# R.f.c Ww1 Cockpit Watch



## clocksandwatched (Jul 25, 2013)

I have a very interesting WW1 aviation cockpit watch and wondered if anyone can help with identifying marks upon the movement? Essentially there is wooden and metal mount which has a screwed bezel into which the watch movement fits, I understand that the mount was fixed to the biplane cockpit and then the watch would be inserted into it after briefing and synchronisation. This is a particularly historical watch as it has a hallmarked silver plaque affixed to it which states 'Salved from a British Aeroplane Shot Down By The Turks, Salt Lake, Suvla Bay, Gallipoli. October 1915.'

I am attempting to get some information from an WW1 aviation site and it seems it may be possible to identify the aircraft which is quite exciting to say the least.
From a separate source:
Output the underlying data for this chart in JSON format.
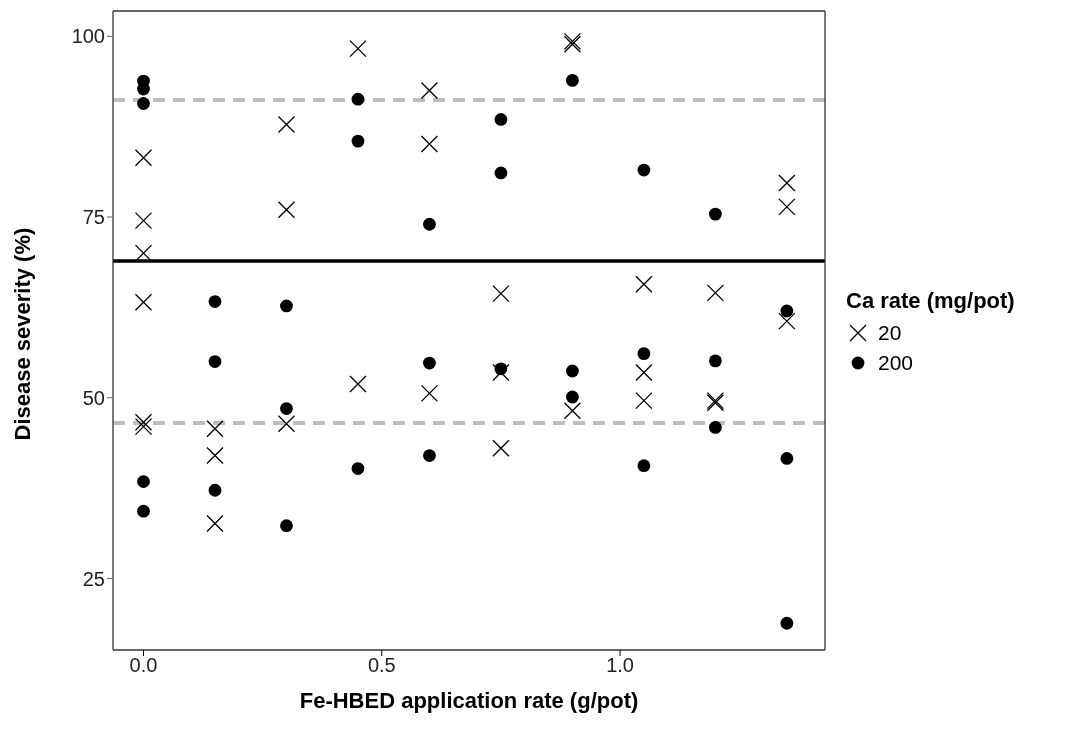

The movement itself is in a nickel case and runs for 8 days, it is fully jewelled and has a compensating balance wheel. On the backplate is inscribed

*A Swiss Cross then P.1103-D.R.P 17527 U.S.A.P 816321	*

I have put a few pictures below or you can see the album at http://s918.photobuc...hes/library/RFC

Any information you may be able to give re manufacture would be most appreciated and hope you find post interesting. Many Thanks Martyn


----------